Bootstrap percolation in Ore-type graphs

Abstract: The $r$-neighbour bootstrap process describes an infection process on a graph, where we start with a set of initially infected vertices and an uninfected vertex becomes infected as soon as it has $r$ infected neighbours. An inital set of infected vertices is called percolating if at the end of the bootstrap process all vertices are infected.

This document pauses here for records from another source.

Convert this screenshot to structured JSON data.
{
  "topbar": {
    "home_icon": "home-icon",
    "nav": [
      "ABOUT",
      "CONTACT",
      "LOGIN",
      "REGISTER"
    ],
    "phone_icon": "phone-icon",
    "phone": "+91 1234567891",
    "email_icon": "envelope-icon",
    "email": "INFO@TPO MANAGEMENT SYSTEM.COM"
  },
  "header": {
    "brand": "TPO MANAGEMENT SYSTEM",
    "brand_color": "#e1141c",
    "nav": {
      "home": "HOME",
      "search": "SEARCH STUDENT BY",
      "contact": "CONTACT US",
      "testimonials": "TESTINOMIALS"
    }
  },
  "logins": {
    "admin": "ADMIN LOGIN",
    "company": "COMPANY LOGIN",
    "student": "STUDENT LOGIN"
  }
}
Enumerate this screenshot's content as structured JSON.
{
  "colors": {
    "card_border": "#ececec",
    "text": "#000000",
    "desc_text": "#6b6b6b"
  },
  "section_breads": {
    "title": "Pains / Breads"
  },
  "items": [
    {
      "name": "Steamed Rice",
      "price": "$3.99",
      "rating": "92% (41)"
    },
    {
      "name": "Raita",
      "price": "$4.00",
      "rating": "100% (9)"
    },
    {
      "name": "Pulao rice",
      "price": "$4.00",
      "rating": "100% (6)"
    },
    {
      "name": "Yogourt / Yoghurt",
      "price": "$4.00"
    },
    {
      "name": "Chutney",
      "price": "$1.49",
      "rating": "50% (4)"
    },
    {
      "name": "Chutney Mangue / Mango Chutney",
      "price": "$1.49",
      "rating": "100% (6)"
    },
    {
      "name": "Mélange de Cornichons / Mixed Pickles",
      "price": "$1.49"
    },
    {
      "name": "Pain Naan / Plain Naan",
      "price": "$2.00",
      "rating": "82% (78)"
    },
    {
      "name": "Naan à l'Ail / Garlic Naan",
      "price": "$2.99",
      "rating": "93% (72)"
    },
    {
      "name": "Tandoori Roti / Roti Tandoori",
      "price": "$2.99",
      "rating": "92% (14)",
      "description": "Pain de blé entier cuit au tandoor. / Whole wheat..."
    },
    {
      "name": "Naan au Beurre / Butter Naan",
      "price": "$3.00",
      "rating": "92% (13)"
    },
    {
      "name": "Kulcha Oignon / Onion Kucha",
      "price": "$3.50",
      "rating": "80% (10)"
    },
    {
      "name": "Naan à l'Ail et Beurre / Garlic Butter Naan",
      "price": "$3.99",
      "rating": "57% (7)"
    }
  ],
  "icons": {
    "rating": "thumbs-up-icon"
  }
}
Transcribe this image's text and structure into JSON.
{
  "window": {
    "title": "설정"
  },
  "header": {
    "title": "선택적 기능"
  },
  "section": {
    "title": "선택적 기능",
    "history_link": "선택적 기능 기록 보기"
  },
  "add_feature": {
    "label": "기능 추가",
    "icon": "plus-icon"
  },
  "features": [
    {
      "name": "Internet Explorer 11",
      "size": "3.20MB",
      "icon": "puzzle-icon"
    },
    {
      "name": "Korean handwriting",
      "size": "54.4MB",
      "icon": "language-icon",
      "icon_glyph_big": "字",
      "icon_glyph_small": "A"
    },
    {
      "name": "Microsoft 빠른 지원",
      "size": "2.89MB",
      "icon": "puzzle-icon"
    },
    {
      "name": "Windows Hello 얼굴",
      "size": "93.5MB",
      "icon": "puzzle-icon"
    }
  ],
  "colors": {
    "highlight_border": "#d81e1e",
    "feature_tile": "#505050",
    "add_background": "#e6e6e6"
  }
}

We give Ore-type conditions that guarantee the existence of a small percolating set of size $l\leq 2r-2$ if the number of vertices $n$ of our graph is sufficiently large: if $l\geq r$ and satisfies $2r \geq l+2 \lfloor \sqrt{2(l-r)+0.25}+2.5 \rfloor-1$ then there exists a percolating set of size $l$ for every graph in which any two non-adjacent vertices $x$ and $y$ satisfy $deg(x)+deg(y) \geq n+4r-2l-2\lfloor\sqrt{2(l-r)+0.25}+2.5 \rfloor-1$ and if $l$ is larger with $l\leq 2r-2$ there exists a percolating set of size $l$ if $deg(x)+deg(y) \geq n+2r-l-2$. Our results extend the work of Gunderson, who showed that a graph with minimum degree $\lfloor n/2 \rfloor+r-3$ has a percolating set of size $r \geq 4$. We also give bounds for arbitrarily large $l$ in the minimum degree setting.